Sant Ambroeus is another itinerant culinary phenomenon new to the West Village, only instead of just the chef’s moving to a new location, this time it’s an entire restaurant. For years, the proprietors of this ritzy Italian establishment peddled high-end pastries, gelato, and pastas to a devoted clientele of lunching ladies and European swells on the upper reaches of Madison Avenue. But the original owner sold his lease four years ago, and now his son, along with a partner, has decided to reopen the old restaurant (there’s a branch in Southampton as well), replete with gleaming cappuccino machines, a gleaming pastry case, and signature salmon-pink tablecloths, on a quiet, formerly bohemian corner of West 4th Street.
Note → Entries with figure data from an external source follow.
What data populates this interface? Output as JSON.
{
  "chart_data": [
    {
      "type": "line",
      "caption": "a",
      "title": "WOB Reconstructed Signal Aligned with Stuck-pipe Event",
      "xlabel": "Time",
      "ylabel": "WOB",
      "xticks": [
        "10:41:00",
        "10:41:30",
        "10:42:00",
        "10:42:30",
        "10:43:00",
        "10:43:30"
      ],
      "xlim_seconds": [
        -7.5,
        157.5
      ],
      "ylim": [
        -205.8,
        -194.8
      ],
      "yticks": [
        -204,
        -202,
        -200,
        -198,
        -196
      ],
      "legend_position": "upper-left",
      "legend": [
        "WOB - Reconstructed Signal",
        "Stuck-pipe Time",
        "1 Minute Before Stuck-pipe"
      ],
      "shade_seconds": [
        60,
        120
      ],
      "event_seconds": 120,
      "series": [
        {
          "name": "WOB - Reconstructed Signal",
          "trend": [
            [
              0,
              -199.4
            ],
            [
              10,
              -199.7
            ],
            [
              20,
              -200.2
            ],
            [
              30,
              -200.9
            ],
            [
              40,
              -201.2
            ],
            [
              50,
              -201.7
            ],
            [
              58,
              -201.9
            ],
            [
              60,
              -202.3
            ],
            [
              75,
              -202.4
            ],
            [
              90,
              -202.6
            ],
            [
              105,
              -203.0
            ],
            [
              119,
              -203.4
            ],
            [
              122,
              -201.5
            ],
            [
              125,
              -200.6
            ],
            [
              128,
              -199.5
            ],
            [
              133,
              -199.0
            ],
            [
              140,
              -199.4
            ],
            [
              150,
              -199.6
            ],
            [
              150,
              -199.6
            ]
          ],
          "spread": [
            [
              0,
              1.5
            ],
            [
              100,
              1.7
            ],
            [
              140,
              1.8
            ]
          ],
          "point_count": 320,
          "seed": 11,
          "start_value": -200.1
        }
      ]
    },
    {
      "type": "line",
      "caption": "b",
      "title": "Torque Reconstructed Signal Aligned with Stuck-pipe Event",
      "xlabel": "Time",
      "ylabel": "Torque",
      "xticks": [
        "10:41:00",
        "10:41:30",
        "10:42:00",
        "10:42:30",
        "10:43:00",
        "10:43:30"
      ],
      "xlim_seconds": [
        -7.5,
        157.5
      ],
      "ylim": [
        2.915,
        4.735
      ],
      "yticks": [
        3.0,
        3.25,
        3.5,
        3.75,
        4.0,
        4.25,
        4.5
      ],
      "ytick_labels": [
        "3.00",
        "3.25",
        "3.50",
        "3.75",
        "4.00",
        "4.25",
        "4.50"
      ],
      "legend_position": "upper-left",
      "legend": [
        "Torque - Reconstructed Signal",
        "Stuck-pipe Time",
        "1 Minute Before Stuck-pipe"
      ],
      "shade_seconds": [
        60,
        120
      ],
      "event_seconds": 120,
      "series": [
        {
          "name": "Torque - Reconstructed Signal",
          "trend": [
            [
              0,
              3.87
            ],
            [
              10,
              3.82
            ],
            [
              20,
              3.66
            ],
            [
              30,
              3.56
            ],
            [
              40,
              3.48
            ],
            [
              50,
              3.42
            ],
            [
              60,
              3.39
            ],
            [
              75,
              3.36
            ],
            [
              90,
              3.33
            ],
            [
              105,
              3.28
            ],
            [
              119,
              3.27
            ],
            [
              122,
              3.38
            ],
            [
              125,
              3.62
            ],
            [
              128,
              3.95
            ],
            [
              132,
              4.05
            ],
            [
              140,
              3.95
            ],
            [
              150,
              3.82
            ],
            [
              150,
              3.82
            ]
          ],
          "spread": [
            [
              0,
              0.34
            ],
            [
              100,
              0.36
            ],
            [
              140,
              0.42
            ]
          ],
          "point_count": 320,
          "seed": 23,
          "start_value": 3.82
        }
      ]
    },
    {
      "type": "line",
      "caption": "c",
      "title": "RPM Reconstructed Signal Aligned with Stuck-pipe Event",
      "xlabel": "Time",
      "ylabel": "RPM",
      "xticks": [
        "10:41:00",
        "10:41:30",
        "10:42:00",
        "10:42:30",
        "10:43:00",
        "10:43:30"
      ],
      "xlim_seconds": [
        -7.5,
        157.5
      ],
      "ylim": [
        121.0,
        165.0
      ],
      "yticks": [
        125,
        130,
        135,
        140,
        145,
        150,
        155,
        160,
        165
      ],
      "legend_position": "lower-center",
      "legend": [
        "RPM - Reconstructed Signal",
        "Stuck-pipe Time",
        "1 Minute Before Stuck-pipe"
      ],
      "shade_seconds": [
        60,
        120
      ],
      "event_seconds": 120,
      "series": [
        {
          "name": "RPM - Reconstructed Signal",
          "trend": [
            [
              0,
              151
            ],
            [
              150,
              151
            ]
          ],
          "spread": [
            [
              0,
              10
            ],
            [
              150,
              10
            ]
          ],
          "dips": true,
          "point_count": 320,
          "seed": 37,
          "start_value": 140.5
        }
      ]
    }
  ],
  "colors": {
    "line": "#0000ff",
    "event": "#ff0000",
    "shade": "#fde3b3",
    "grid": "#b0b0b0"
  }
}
The affect of this new uptown arrival in the Village is a little startling, like having a flamingo suddenly turn up in a familiar old chicken coop. The traditional Sant Ambroeus gelatos are still intact, and so are the trays of sugar cookies, fruit tarts, and domed chocolate cakes, arrayed in colorful rows like a collection of Easter hats. Unfortunately, the Upper East Side prices are intact, too, especially at dinner, when a very fine beef carpaccio (served with flat shavings of Parmesan) and a good veal Milanese cost close to $50, not including a glass of wine or even bubbly water. If you can get over this sticker shock, most of the food (with the exception of the average pastas and risottos) is pretty good, albeit in a traditional, uptown way. If you can’t get over it, then drop in at breakfast time, when you can loiter at the espresso bar with all sorts of bewildered Village types and dine on semi-economical focaccia sandwiches and a single soft-boiled egg, served on a doily, in the proper Upper East Side manner, with toast points and a silver spoon.

Barbuto
775 Washington Street; 212-924-9700.


Sant Ambroeus
259 West 4th Street; 212-604-9254.

Barbuto, 775 Washington Street (212-924-9700). Breakfast, 8 to 11 a.m.; lunch, noon to 2:30 p.m.; dinner, 5 p.m. to midnight, daily (no breakfast or lunch Saturdays). Appetizers, $7 to $12; entrées, $14 to $19. All major credit cards.

Sant Ambroeus, 259 West 4th Street (212-604-9254). Breakfast, 8 to 11:30 a.m. (to 1 p.m. weekends); lunch, 11:30 a.m. to 3:30 p.m.; dinner, 5:30 to 11 p.m., daily. Brunch, 8 a.m. to 5 p.m. weekends. Appetizers, $9 to $14; entrées, $18 to $35. All major credit cards.